Even though I have a new favorite stacking solution, I still use Registax 6 to do the final wavelet processing. I don’t know of a better interface for this fine detail work. I also flipped and rotated the images here, although either FireCapture or AS!2 could have done it (and I actually forgot to do one flip, so I had to do that in Photoshop — flipping is pretty easy I guess 🙂 ).

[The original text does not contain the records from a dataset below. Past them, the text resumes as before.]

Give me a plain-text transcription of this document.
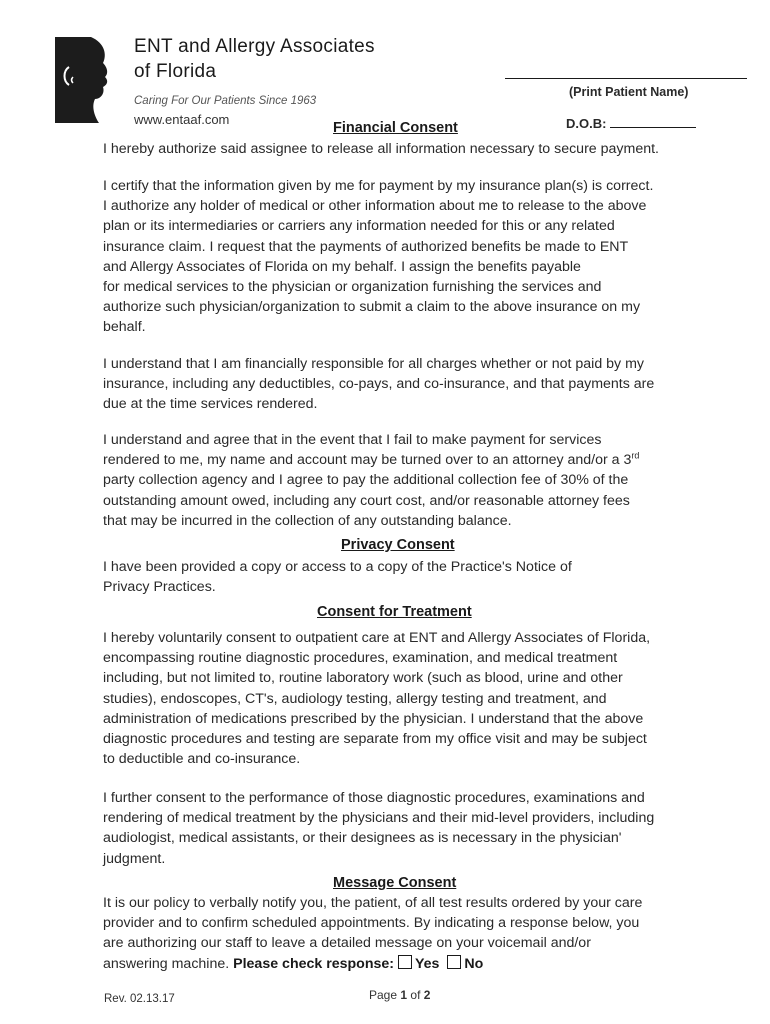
ENT and Allergy Associates
of Florida
Caring For Our Patients Since 1963
www.entaaf.com
(Print Patient Name)
D.O.B:
Financial Consent
I hereby authorize said assignee to release all information necessary to secure payment.
I certify that the information given by me for payment by my insurance plan(s) is correct.
I authorize any holder of medical or other information about me to release to the above
plan or its intermediaries or carriers any information needed for this or any related
insurance claim. I request that the payments of authorized benefits be made to ENT
and Allergy Associates of Florida on my behalf. I assign the benefits payable
for medical services to the physician or organization furnishing the services and
authorize such physician/organization to submit a claim to the above insurance on my
behalf.
I understand that I am financially responsible for all charges whether or not paid by my
insurance, including any deductibles, co-pays, and co-insurance, and that payments are
due at the time services rendered.
I understand and agree that in the event that I fail to make payment for services
rendered to me, my name and account may be turned over to an attorney and/or a 3rd
party collection agency and I agree to pay the additional collection fee of 30% of the
outstanding amount owed, including any court cost, and/or reasonable attorney fees
that may be incurred in the collection of any outstanding balance.
Privacy Consent
I have been provided a copy or access to a copy of the Practice's Notice of
Privacy Practices.
Consent for Treatment
I hereby voluntarily consent to outpatient care at ENT and Allergy Associates of Florida,
encompassing routine diagnostic procedures, examination, and medical treatment
including, but not limited to, routine laboratory work (such as blood, urine and other
studies), endoscopes, CT's, audiology testing, allergy testing and treatment, and
administration of medications prescribed by the physician. I understand that the above
diagnostic procedures and testing are separate from my office visit and may be subject
to deductible and co-insurance.
I further consent to the performance of those diagnostic procedures, examinations and
rendering of medical treatment by the physicians and their mid-level providers, including
audiologist, medical assistants, or their designees as is necessary in the physician'
judgment.
Message Consent
It is our policy to verbally notify you, the patient, of all test results ordered by your care
provider and to confirm scheduled appointments. By indicating a response below, you
are authorizing our staff to leave a detailed message on your voicemail and/or
answering machine. Please check response: Yes No
Rev. 02.13.17	Page 1 of 2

This is off my latest computer purchase, the as-yet-unnamed Dell E6410 i7 running Windows 10. Mostly I just used it because I wanted a computer right next to the camera (shorter USB cable = more frames, at least that was my thought), and imp sort of likes being where he is. As I’ve done this latest buildout of the observatory software, I’ve noticed that certain machines are inertially aligning themselves into definite “jobs” — imp is “telescope control”, the new guy might turn into “camera control” (although it’s currently just “planetary camera control” 🙂 ), wisp is “image processing”, and galaxy will soon be “observatory network server”. There will be some RasPis scattered about, too. Those will be more one-function-per-box jobs.

I’d been playing around with planetary photography for most of a week before I had anything worth posting. After several windy nights with only mediocre seeing, I finally snagged a really steady night last night. It was one of those nights where you could tell by the individual subframes showing up on the screen that it was going to be special. As I was focusing, I was first looking for “is the edge of the planet sharp”, but then tweaking with “can I see any detail in the edges of the bands”. Aw, yeah.

I shot from just after sunset until the mount threatened to grind itself to bits, well past meridian. I ended up with 42 subframes, spaced 5 minutes apart, for three and a half hours total.

20160409_Jupiter.gif
Welcome back, Jove.

By Jove, I think we’ve got it!

Welcome back, Jupiter. And Welcome to the ZWO ASI120, FireCapture, and AutoStakkert!2 — very well done.